Die Erfindung betrifft einen Gelträger (10) zur Durchführung des COMET-Assays mit Automatisierungsmöglichkeit im Roboter-gestützten Analysebetrieb zur Realisierung eines Hochdurchsatz-Verfahrens, umfassend eine Trägerplatte (12), deren Plattenoberseite (14) mindestens eine Trägerfläche zum Aufbringen des Gels (16) aufweist. Erfindungsgemäß umfasst die Trägerfläche einen Haftbereich (18), der derart ausgebildet ist, dass das auf der Trägerfläche aufgebrachte Gel (16) in diesem Bereich (18) an der Plattenoberseite (14) haftet, und einen Analysenbereich (20), der derart ausgebildet ist, dass eine Analyse in diesem Bereich (20) durchführbar ist.

Description

  • Die Erfindung betrifft einen Gelträger zur Durchführung des COMET-Assays mit Automatisierungsmöglichkeit im Roboter-gestützten Analysebetrieb zur Realisierung eines Hochdurchsatz-Verfahrens, umfassend eine Trägerplatte, deren Plattenoberseite mindestens eine Trägerfläche zum Aufbringen des Gels aufweist.

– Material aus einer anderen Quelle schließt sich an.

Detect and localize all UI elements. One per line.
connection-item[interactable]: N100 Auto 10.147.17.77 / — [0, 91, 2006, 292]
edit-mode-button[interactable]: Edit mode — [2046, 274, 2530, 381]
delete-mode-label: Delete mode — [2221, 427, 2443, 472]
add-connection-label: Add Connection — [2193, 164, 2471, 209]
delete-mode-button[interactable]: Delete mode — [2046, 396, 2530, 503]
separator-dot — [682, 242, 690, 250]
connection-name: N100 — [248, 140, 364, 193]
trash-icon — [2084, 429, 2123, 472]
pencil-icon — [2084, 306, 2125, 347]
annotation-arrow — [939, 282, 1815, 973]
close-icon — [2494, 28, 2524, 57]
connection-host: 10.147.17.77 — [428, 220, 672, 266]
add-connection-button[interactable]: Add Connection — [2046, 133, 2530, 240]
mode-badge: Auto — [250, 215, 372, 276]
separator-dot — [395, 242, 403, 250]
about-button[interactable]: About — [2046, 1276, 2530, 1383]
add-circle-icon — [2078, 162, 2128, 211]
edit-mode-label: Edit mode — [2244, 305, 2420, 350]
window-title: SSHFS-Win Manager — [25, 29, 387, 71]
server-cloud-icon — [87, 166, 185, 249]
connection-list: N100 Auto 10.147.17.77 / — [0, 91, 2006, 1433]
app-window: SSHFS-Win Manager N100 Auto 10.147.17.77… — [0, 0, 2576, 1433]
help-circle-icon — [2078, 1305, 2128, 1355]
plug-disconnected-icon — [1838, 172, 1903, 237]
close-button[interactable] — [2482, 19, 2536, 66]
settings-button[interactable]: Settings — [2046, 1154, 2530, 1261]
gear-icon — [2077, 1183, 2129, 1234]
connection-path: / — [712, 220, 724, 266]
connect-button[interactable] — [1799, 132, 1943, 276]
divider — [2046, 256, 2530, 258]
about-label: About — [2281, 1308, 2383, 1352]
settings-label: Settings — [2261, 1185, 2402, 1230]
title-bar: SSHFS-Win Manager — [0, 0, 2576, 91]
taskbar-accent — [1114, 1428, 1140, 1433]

  • Der COMET-Assay, auch als Einzelzellgelelektrophorese oder SCGE, nämlich Single Cell Gel Electrophoresis, bezeichnet, ist eine Technik, durch die es ermöglicht wird, DNA-Schädigungen in einzelnen Zellen festzustellen.
  • Entwickelt wurde die methodische Grundlage für den Assay 1978 von Rydberg und Johanson, die DNA-Strangbrüche nach Einbettung von Einzelzellen in Agarosegele und Anfärbung mit Fluoreszenzfarbstoffen untersuchten. Der Assay wurde 1984 von Östling und Johanson durch Einführung eines Elektrophorese-Schrittes entscheidend in seiner Sensitivität und Aussagekraft verbessert. Mit der Weiterentwicklung durch Singh im Jahre 1988 konnten durch die Verwendung von alkalischen Puffern zusätzlich auch DNA-Einzelstrangbrüche festgestellt werden.
  • Das Prinzip des COMET-Assays beruht darauf, dass Zellen in Agarose-Gel eingebettet, lysiert und einem elektrischen Feld, der so genannten Elektrophorese, ausgesetzt werden. Während der Elektrophorese wandert die negativ geladene DNA zum Pluspol, wobei sich aufgrund des Agarose-Gels die Bruchstücke der Größe nach auftrennen, da die kleineren Bruchstücke in bestimmter Zeit eine weitere Strecke zurücklegen als die größeren. Chromosomale DNA ist jedoch zu groß um als Ganzes im elektrischen Feld zu wandern. Nur geschädigte, bruchstückhafte DNA ist hier in der Lage, aus dem Zellkern herauszuwandern.
  • Unter dem UV-Mikroskop erscheinen die beschädigten Zellen, welche vorher mit Fluoreszenzfarbstoffen wie Ethidiumbromid behandelt worden sind, nun mit einem Schweif aus DNA-Bruchstücken, welcher ihnen das Aussehen eines Kometen gibt. Beim COMET-Assay können prinzipiell alle Zellen verwendet werden, welche einen Zellkern besitzen.
  • Ausgewertet wird die Zahl der Zellkerne mit beschädigter und unbeschädigter DNA unter dem Fluoreszenzmikroskop entweder durch Zählung und Zuweisung von Schädigungs-Klassen oder unter Einsatz von Computer-gestützter Bildanalyse.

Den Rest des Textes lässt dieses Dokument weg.